At the heart of the Sencha Touch platform is ExtJS, one of the most popular JavaScript frameworks. It also comes with a plenty of widgets that look and feel native to the leading platforms. Finally, Sencha’s drag-and-drop HTML5 visual application builder has a satisfying array of templates, while custom components are easy to build into the library for future use.

Overall, while Ionic is the preference for indie developers and freelancers, Sencha is preferred by enterprises.

Intel XDK

If you’re looking for something newer and a little different from the established players, you can’t do better than trying Intel XDK. It includes all the regular range of tools for development, emulation, and testing, as well as debugging and cross-platform publishing features based on HTML5. It also comes with an impressive library of ready-to-use app templates using  the “app framework.” This is an open source, Intel-supported JavaScript framework that supports the look and feel of all the major mobile devices. Finally, Intel XDK supports jQuery Mobile, Bootstrap 3, and Topcoat UI frameworks.

Because of its clean workflow and diverse features, as well as the fact that it can be installed on Windows, OS X, and Linux, Intel XDK is increasing in popularity. With the ability to build apps for iOS, Windows Phone, Android, Tizen, and Firefox OS, as well as Amazon, Facebook, and Chrome web apps, it’s a real up-and-comer in the market. And perhaps most importantly, developers are actually reporting that working in Intel XDK is the easiest out of all the hybrid frameworks.

Kendo UI

The main development tool giving Sencha a run for its money in the enterprise market is Kendo UI. Using this framework, you can make any web or hybrid mobile app with just HTML5, JavaScript, and CSS. jQuery is a big aspect of Kendo, so it comes with over 70 jQuery widgets. Kendo can also be integrated with Angular and supports Bootstrap.

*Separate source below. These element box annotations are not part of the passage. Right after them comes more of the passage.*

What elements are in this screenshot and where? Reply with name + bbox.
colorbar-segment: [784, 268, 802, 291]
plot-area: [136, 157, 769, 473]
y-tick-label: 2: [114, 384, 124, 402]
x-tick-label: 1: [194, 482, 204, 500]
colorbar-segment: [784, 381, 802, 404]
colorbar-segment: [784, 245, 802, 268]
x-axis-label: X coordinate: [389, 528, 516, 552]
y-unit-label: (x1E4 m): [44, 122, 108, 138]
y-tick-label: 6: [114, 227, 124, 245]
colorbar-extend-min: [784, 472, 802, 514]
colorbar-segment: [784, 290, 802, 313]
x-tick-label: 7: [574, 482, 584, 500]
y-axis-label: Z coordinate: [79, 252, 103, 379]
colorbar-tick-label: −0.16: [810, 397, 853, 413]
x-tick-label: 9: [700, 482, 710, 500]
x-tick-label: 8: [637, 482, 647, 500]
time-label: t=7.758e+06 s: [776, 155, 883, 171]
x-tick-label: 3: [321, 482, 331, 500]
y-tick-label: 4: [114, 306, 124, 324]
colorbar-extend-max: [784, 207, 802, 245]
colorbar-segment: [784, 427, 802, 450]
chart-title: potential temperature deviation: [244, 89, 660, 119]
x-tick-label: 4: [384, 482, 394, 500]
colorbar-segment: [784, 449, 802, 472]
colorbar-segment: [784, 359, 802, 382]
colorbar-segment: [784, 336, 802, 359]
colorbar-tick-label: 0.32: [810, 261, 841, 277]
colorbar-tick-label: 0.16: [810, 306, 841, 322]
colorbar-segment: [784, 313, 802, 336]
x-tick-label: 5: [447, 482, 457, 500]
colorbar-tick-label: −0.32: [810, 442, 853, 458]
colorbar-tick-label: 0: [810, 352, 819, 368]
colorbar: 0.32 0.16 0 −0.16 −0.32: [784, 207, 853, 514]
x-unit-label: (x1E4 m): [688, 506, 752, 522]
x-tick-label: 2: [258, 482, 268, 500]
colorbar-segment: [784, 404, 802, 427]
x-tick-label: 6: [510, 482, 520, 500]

Kendo comes with a great set of design themes as well as a theme builder for custom themes. The excellence of this feature is one of the things that really sets Kendo apart from the competition. Because it’s maintained and supported by Telerik, Kendo is embedded in a large open-source development community and comes with a number of commercial licensing options. However, given its open-source roots, you are limited in terms of the features and technical support you can get with Kendo.

Major companies use Kendo – Sony, NASA, Microsoft, Volvo, and Toshiba to name a few. So it’s a real competitor and a great option for enterprises.


Choosing a hybrid mobile app framework for developing cross-platform mobile apps depends on three things – who you are, what you want from a development platform, and what you want your app to be in the end.

If you’re an independent developer or a small company, you might want to go with Ionic or Intel XDK. Choosing between these depends on whether you want to develop inside a larger, more established environment and feel comfortable with complexity (then go with Ionic), or you like the thrill of a newcomer and are interested in ease of use (then go with Intel XDK).

If you’re a relatively large enterprise, then you might want to try Sencha Touch or Kendo UI. Both are more expensive, but they come with a huge set of templates, themes, and tools. Sencha Touch is going to have the superior technical support and a wider array of features, but Kendo UI is going to come with the advantages that come with an open-source development community and a better custom theme creation tool.

In short, if you’re looking for a great hybrid mobile app framework, you can’t go wrong with one of these industry leaders.